Brian and I were able to talk about this episode afterward without getting quite as irritated at each other as the first episode, though I was incredulous that Brian found the shady asshole’s story credible. But I decided to listen to his side, and it was interesting to explore the show given that Brian was raised without religion, whereas I grew up steeped in the spookiest of all religions, and each of our foundational experiences are still at the core of our thinking. We can both look at the same mysterious and incorporeal phenomenon — take ghosts, for example — and Brian will say they’re just manifestations of pre-modern people’s imaginative search for explanations, and I’ll absolutely agree with him while also secretly thinking my dad’s spirit was super angry at me for moving his stuff around after he died.

The third episode took place in Wales, and was definitely the eeriest one because aliens fit right into Welsh faerie folklore, where non-humans have been hiding in the mystic glens and glades since ancient times. This episode had another group of school children reporting a spaceship, as well a few shook local residents who came face-to-face with lights, ships, and/or a being tall enough to look at them through a second-story window.

I was hoping that Brian would like the folk aspect of this episode, and he did. To him it was another demonstration of how people’s descriptions of phenomena are affected by the beliefs and vernacular of their times. For me this episode also solidified my belief that if an alien shows up at my bedside, there’s not a goddamned thing I can do to stop it: these guys have stealth on their side.

The final episode of Encounters took place in Japan, and the non-fearful tone of this episode was a pleasant twist. The three people who’d witnessed spaceships, hovering lights, and/or aliens (an artist, a total kook, and a Zen priest) all described the event in positive, life-affirming terms. There was also a section describing the Utsuro-bune, a 19th-century folk story about a young woman who wore “long, smooth clothes of unknown fabric” whose boat washed up on shore below where Fukushima is now. Since she didn’t speak Japanese, people at the time believed she was a princess escaping from another land, whereas certain 21st-century people now interpret this story as an alien encounter. People also claim that the lights they witnessed hovering over the Fukushima nuclear power plant after the meltdown were alien ships reducing the radiation leakage, which they claim also happened at Chernobyl? I have not been able to find any source for that online, but yay if it’s true? If aliens could also restore the Amazon rainforests and bring peace to the Middle East, that would be fantastic.

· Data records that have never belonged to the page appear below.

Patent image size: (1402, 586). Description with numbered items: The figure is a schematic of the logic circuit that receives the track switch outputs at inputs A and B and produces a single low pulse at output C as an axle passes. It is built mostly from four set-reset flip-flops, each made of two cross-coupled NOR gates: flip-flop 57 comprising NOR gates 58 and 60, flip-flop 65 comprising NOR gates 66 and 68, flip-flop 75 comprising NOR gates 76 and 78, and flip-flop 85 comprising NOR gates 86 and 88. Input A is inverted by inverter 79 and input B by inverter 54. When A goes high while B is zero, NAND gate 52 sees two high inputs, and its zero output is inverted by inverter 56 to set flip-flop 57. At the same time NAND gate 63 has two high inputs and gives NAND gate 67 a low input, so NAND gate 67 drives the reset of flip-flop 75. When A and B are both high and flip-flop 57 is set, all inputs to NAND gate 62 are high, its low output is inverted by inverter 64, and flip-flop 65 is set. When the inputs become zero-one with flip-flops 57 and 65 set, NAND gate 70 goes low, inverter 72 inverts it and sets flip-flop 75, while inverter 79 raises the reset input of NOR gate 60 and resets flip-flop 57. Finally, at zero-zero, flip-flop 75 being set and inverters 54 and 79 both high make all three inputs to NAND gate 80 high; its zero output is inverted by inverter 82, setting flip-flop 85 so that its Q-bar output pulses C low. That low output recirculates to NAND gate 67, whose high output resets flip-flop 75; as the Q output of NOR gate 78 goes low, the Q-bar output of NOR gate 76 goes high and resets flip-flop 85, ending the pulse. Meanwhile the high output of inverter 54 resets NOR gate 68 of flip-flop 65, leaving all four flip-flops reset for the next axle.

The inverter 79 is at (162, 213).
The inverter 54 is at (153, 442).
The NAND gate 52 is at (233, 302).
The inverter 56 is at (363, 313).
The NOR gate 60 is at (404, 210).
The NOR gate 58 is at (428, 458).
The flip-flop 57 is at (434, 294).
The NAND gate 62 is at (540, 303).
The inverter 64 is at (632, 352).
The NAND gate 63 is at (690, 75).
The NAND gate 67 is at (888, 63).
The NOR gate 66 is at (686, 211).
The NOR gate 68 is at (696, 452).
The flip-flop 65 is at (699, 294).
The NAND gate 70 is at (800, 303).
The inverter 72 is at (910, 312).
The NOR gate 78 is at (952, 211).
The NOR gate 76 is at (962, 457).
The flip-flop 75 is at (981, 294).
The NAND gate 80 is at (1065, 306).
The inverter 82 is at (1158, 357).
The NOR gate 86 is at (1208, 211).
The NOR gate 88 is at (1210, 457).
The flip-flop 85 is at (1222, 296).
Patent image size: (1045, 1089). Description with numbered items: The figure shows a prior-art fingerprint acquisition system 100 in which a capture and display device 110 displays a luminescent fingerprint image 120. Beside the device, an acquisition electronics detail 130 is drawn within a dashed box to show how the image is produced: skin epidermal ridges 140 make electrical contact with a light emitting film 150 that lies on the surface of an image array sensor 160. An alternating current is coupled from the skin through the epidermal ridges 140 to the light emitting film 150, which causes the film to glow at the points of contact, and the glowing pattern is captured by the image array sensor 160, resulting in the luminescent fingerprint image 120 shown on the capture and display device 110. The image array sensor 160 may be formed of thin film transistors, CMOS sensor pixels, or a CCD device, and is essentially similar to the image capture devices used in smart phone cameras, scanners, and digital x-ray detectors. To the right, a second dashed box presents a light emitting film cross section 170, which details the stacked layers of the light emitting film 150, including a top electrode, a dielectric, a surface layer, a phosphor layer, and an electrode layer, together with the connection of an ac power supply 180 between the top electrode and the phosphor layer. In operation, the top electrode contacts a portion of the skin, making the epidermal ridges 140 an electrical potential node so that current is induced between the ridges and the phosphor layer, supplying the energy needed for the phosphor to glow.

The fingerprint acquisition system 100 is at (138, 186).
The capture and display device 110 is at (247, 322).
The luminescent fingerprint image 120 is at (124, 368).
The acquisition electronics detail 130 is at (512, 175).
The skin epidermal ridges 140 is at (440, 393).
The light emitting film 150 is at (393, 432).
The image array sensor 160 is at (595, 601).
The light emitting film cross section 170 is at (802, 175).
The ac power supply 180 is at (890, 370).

We ended our watch of Encounters without either of us changing our minds about aliens, but it makes me think back on a recent night when I noticed my cat Richard staring out the window in the family room. I was all, “Richard, wtf are you staring at?” when I caught a glimpse of a figure in white flashing by. It gave me a chill. Prowler? Alien? Ghost, or reflection of a ghost silently hovering behind me?

If it was an alien, it didn’t come to my bedside that night, and I thank it for also not abducting Brian or burning a circle in our backyard. Though if it had taken Brian and brought him back with his pajamas on backward, I’m 100% sure he’d wake up the next morning and, sounding just like Dick Cavett, he’d say, Last night I had the craziest dream.